I think that is exactly what what Kees did.
He calculated relative rating estimates of gnubg 0-ply versus gnubg
0-ply with noise and found a relationship between error rates and the
relative rating estimates.
That's an excellent summary. I'm glad at least one person has read my
writeup!
Rethinking, I would have prefered to relate the error rates and MWCs,
and then apply the FIBS rating formulae afterwards.
Actually that IS what I did, I must have forgotten to mention it. I will
correct that. It is impossible to work with the relative rating
directly as it is undefined quite often when the luck adjusted
prob. estimates are negative.
Ok - I didn't express myself well as that's (relate the error rates
and MWCs) what I was trying to express.
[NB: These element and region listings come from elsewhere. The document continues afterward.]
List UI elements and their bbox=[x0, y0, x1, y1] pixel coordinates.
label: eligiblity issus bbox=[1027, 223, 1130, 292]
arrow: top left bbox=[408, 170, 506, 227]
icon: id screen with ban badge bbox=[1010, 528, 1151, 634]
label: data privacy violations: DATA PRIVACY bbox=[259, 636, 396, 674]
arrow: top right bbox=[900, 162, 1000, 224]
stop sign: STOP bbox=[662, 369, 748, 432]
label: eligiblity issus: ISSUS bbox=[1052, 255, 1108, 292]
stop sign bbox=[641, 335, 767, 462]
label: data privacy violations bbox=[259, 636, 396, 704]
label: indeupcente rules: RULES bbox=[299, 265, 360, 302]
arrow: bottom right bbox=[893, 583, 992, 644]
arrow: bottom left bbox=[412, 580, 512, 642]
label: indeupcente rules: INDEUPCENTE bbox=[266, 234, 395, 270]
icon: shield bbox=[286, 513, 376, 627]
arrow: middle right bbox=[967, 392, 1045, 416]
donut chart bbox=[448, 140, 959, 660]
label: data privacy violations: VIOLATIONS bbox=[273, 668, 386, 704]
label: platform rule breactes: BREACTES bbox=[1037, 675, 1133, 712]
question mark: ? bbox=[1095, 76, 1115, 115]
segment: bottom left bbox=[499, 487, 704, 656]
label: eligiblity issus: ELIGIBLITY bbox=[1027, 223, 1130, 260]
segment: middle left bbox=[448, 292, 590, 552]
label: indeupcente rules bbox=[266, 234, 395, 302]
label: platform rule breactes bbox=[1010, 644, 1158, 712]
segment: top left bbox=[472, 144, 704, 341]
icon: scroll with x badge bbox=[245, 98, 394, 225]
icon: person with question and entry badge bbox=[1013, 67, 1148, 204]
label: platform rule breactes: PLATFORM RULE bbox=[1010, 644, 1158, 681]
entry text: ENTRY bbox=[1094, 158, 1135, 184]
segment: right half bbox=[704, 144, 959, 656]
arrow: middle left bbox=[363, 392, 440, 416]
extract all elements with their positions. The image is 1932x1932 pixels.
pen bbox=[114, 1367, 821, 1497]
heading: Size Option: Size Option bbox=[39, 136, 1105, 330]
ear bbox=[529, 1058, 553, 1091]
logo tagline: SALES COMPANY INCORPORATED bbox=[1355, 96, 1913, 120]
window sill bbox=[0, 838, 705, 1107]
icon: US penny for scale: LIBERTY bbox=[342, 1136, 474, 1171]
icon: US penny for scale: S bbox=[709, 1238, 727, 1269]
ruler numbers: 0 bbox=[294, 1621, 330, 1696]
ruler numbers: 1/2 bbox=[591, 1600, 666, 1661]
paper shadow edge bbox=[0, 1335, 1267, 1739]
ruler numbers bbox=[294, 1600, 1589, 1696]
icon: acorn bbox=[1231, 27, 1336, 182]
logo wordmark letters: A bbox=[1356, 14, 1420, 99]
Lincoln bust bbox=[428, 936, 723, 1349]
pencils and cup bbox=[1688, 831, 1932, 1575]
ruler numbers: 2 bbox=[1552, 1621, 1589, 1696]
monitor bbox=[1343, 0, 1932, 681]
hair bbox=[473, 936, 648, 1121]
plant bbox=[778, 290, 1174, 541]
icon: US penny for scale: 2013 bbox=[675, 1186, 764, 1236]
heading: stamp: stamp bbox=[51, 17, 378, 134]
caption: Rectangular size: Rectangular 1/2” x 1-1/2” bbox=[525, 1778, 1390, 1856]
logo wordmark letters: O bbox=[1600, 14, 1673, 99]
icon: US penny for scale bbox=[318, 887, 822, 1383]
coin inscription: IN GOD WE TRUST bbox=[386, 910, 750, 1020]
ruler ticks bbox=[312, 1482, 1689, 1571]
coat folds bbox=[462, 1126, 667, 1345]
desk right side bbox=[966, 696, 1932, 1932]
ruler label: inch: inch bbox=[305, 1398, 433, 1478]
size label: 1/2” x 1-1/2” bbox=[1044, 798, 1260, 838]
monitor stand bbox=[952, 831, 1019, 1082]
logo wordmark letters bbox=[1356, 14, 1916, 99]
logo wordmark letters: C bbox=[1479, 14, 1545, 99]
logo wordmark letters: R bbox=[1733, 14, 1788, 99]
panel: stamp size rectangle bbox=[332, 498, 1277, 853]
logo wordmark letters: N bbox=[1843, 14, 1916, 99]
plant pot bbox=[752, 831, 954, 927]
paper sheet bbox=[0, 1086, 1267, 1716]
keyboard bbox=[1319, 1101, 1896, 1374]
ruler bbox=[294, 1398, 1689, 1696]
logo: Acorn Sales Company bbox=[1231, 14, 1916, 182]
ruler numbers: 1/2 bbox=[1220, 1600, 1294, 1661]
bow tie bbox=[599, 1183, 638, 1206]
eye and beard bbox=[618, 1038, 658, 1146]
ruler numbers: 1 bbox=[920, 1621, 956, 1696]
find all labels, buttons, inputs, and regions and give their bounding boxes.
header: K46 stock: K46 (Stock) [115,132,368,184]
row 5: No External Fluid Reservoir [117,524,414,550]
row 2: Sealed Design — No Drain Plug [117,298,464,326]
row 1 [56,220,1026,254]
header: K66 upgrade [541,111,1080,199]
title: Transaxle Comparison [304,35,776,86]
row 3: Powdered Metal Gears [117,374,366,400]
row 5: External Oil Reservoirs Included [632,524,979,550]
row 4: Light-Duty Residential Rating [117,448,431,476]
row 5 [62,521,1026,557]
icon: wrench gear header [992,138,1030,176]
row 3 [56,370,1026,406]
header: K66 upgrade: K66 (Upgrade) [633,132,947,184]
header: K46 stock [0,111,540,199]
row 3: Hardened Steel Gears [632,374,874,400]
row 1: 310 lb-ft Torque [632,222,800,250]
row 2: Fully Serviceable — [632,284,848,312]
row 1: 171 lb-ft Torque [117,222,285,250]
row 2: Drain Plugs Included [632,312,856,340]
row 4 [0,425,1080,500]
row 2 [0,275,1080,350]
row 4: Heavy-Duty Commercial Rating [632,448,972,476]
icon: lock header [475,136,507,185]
I did read your writeup. I was
simply playing with a very simplistic model to see how the FIBs rating
behaves in the face of consistent MWC.
One of the issues raised by Douglas is if the experiment of 0-ply versus
0-ply noise really represents a good model of human play.
My working assumtion is that it is. So far data on real people shows
that is usually is but there is an outlier: Mr Albert Silver. I'd like
to analyse more human matches but I don't think anyone is going to help
me getting them except Albert, so I'll probably drop the ball on this at
some point.
I suspect that if I played on FIBS I'd also be an outlier.
Regarding modeling human error by noise:
One thing I would expect is the noise errors to be uniformly distributed
over the moves of a match, whereas the human errors would tend to clump
together when a type of position arises that is incorrectly handled by
the human. For myself, when I get to a difficult position (in the human
sense) my errors clump in that region, because it is more difficult.
I don't see however how that (clumping versus uniformity) would affect
the rating.
I usually find when playing a 7 point match against gnubg that of the
say 6 games in the match, 4 of them will give me a consistent
low (for me) error rate and one or two games will have almost all of
the errors, not uncommonly 2 or 3 major errors within a move or two of
each other.
I understand the noise is injected in the outputs of the NN. I always
have had the feeling that it would be a better model of human error to
inject the noise into the WEIGHTS of the NN. Now that I think about it I
think this might also introduce clumping effects, like when the position
moves into a region whose processing has been damaged a lot by the
partial lobotomy.
Hmm, I sometimes think that describes my off days at bg.
I guess I could just externally disturb the weights file to create a
number of braindamaged bots and experiment with those. Any pointers to
where I can find the file format for the wieghts files? Or is this a
stupid idea anyways?
I have my doubts about this one. It would certainly be even harder to
give any justification for altering the weights as being a model of
human (mis)play, even more so that injecting random noise. And I
suspect it would be much harder to produce a controlled result.
I'd also speculate you'll have difficulty finding any general model
for real human errors - there are the ones caused by simply failing to
see a move, whether by not looking, miscounting points or
whatever. There are ones caused by not understanding a type of
game. There are ones caused by too careless play, steaming, being too
cautious and waiting too long, failing to see potential responses, you
name it, people will find a way to screw it up. And every person will
have their own mix of errors they make, which even for one person may
vary with time, alcohol, their assesment of their opponent, etc.